Jocelyn Lessard

La charte du bois que nous voulions!

27 Mai. 2013

Le 30 avril dernier, la ministre des Ressources naturelles, Martine Ouellet et la ministre du Travail, de l’Emploi et de la Solidarité sociale, Agnès Maltais, ont présenté ensemble la vision gouvernementale pour favoriser l’utilisation accrue du bois. Il s’agit d’une avancée importante pour le secteur forestier.

Des fondations solides

Il paraît que Rome ne s’est pas construite en un jour, c’est le cas aussi de la Charte du bois qui a nécessité un bon délai de gestation. Elle traduit aujourd’hui une volonté confirmée du gouvernement pour supporter l’utilisation du bois dans la construction. L’angle politique adopté pour étayer l’annonce est intéressant parce qu’il souligne les avantages concurrentiels du bois.

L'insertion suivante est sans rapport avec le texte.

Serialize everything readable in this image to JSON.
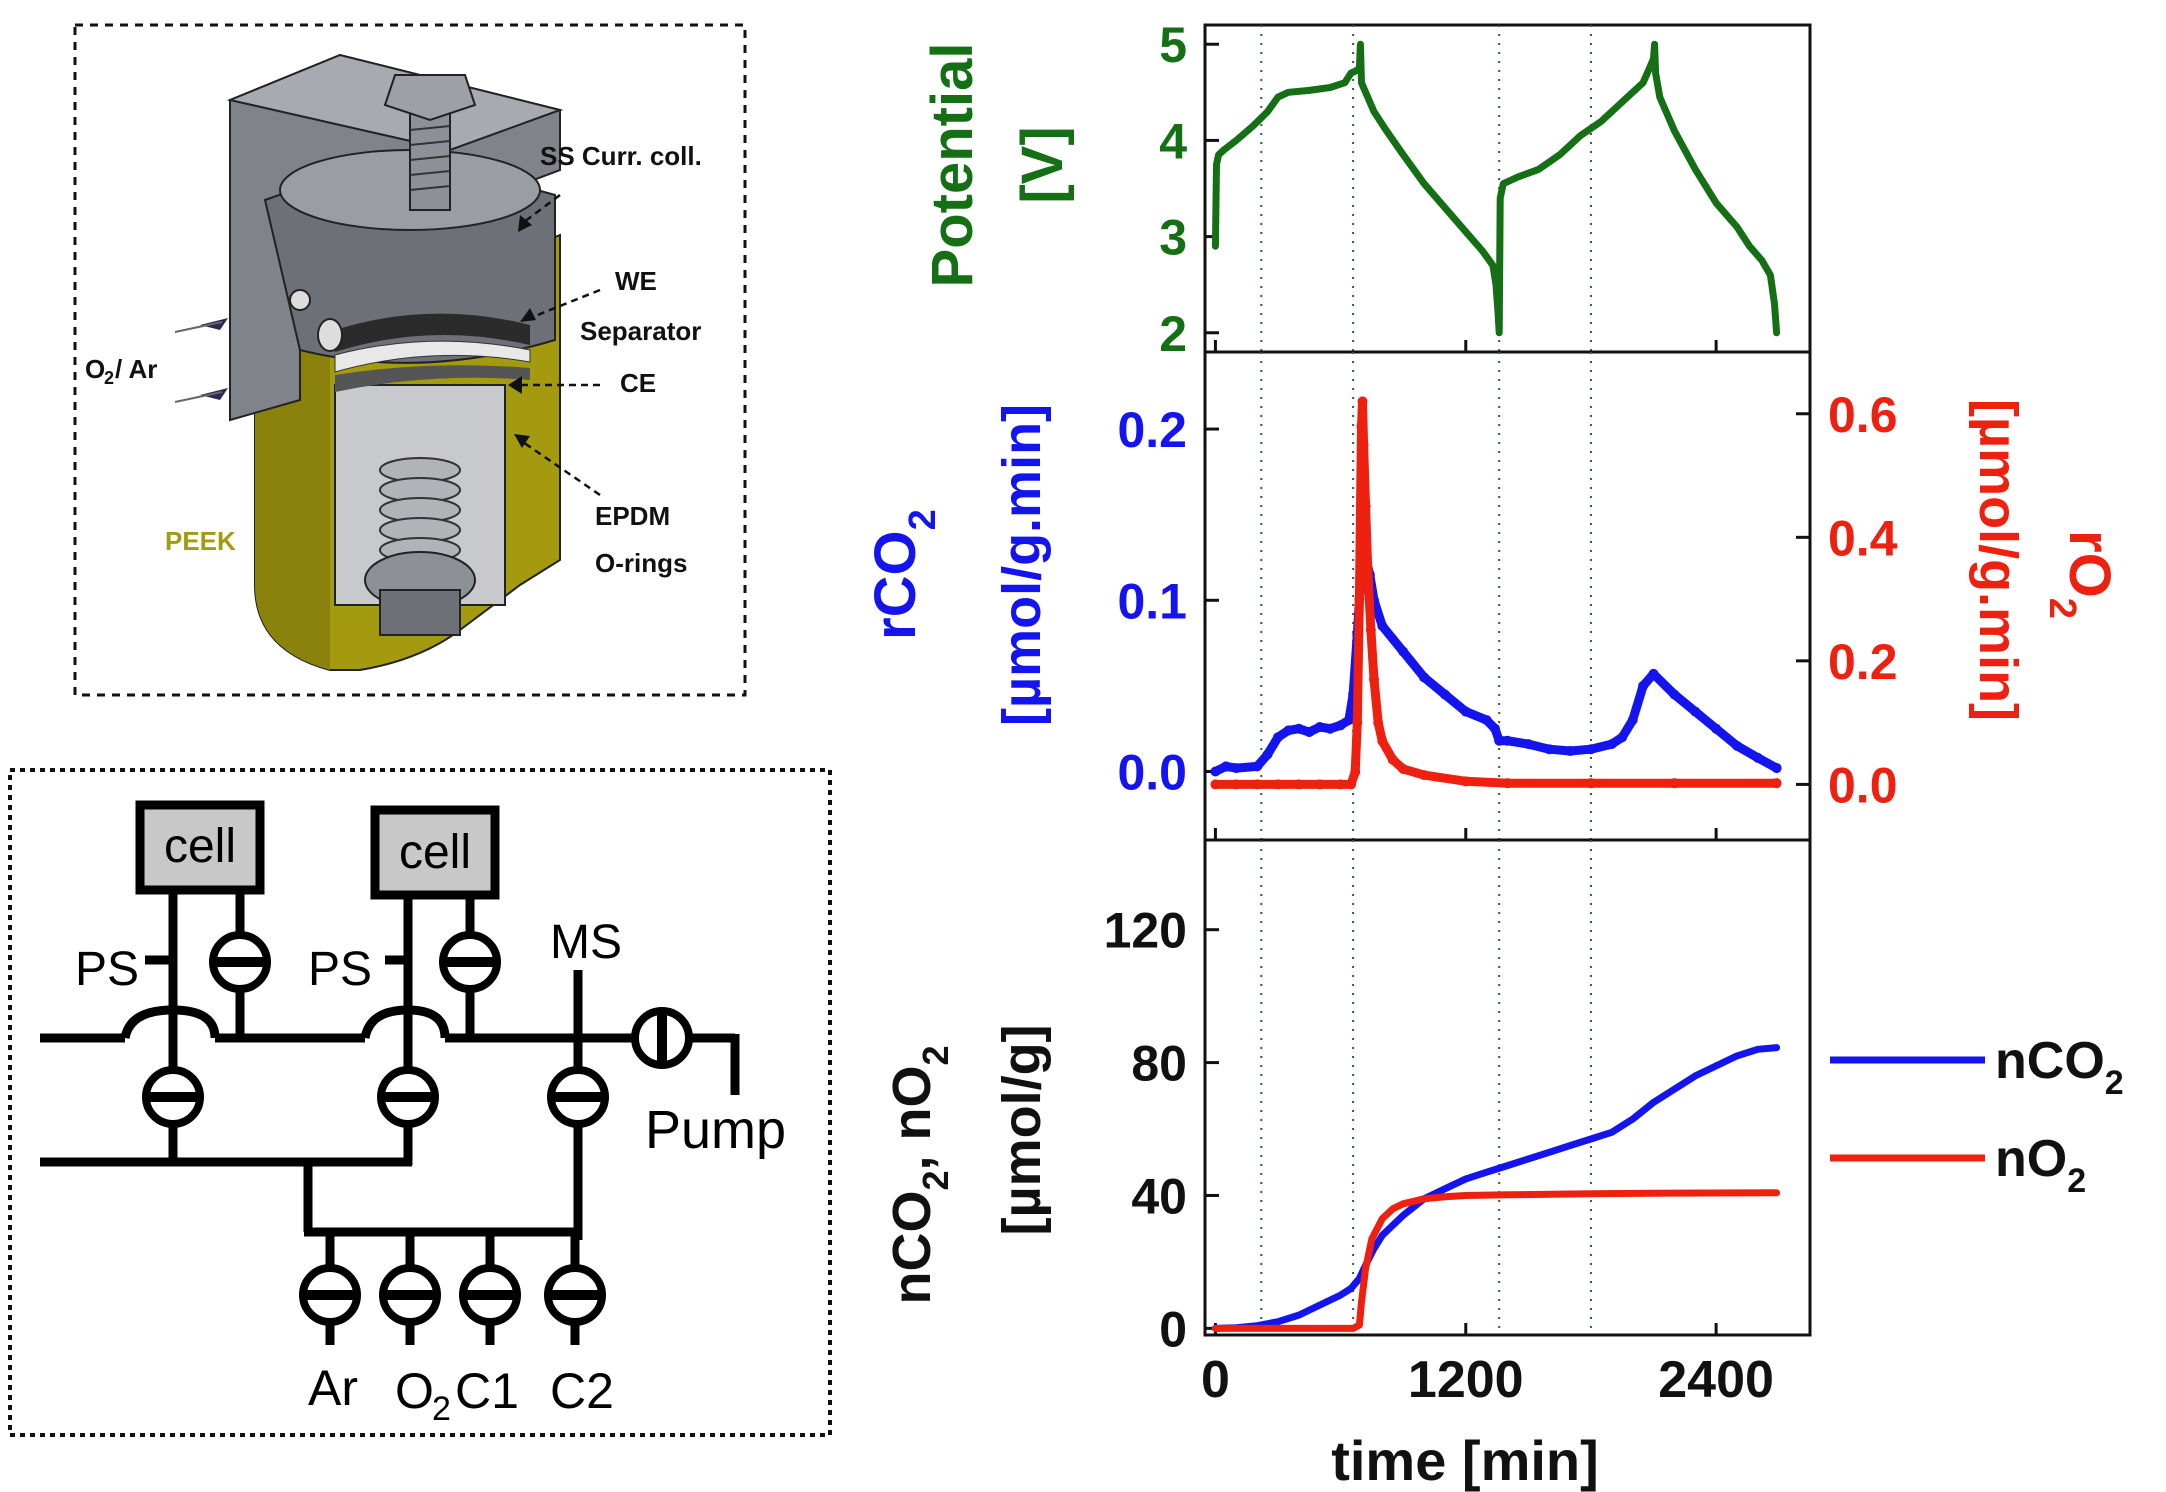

Le fait que ces avantages soient présentés par le gouvernement plutôt que par les acteurs du secteur leur donnent plus de poids. Ce sont la création d’emplois, le caractère renouvelable de la ressource et la contribution majeure du bois à la réduction des gaz à effet de serres (GES). Le gouvernement se donne un rôle de leader en faisant preuve d’exemplarité pour l’application de la Charte. Il n’obligera pas son utilisation, mais pour tous les projets de construction utilisant des fonds publics le gestionnaire devra faire la démonstration qu’une solution bois a été évaluée. Le calcul des émissions de GES du projet devra aussi être effectué. Il s’agit d’une stratégie intelligente parce que difficilement attaquable par les lobbys opposés au bois, bien que l’on sait qu’ils ne seront certainement pas silencieux. Le gouvernement s’engage aussi à mettre en place une grappe industrielle réunissant les acteurs de la filière de la construction de bois. Il a également mis sur pied un plan de formation destiné aux professionnels concernés par la construction d’édifices, dont surtout les ingénieurs et les architectes, afin qu’ils développent des connaissances suffisantes pour utiliser le bois. Enfin, le gouvernement veut créer les conditions pour favoriser la recherche et l’innovation pour que le bois soit au coeur d’une stratégie de développement de l’économie verte avec des produits à forte valeur ajoutée et une grande efficacité énergétique. Cela complète le gain important qui vient d’être obtenu pour permettre la construction en bois d’édifices allant jusqu’à six étages. L’économie québécoise va consommer plus de bois et le développement de la filière procurera des avantages importants à nos industriels et constructeurs pour exporter des connaissances. C’est plus enrichissant que d’exporter seulement des ressources.

Des précieux partenaires

Une volonté gouvernementale aussi claire constitue un avantage déterminant pour le secteur. Elle a été obtenue grâce aux efforts combinés et soutenus de plusieurs organisations. Soulignons d’abord l’apport du groupe de travail qui s’est penché sur les obstacles à l’utilisation du bois en construction non résidentielle au Québec. Présidé par Léopold Beaulieu, président du Fondaction, ce comité d’experts avait remis son rapport au gouvernement en février 2012 qui comprenait plusieurs recommandations reprises par le gouvernement dans cette Charte du bois. Merci à tous ceux qui ont contribué à élaborer ce solide argumentaire. Mentionnons aussi le rôle majeur joué par le Centre d’expertise sur la construction commerciale en bois (Cecobois). Sa mission est de supporter et de faciliter l’utilisation accrue du bois en construction multifamiliale et non résidentielle au Québec, entre autres, dans une perspective de lutte aux changements climatiques et d’un développement économique responsable. Enfin, FPInnovations a produit la démonstration scientifique que le bois peut être utilisé en toute sécurité dans des constructions à plusieurs étages. Soyez assuré que ce n’était pas gagné à l’avance parce que la Régie du bâtiment n’est pas un organisme qui se contente de belles paroles; il faut des faits bien établis.

Bravo à la Mauricie!

Juste un mot pour souligner, en ce Mois de la forêt, le travail extraordinaire qu’effectuent les associations forestières en général et, cette fois-ci, celle de la Mauricie en particulier. Ils ont eu la gentillesse de m’inviter à prendre la parole à leur très intéressant colloque du printemps. L’association proposait de considérer une perspective historique, d’hier à demain, pour mieux comprendre les profonds bouleversements que le secteur forestier connaît. Tant la qualité des conférenciers que celle de l’auditoire étaient très stimulantes. Bravo et merci, vos travaux contribuent aussi beaucoup à faire connaître la très grande valeur de nos forêts et de ses produits.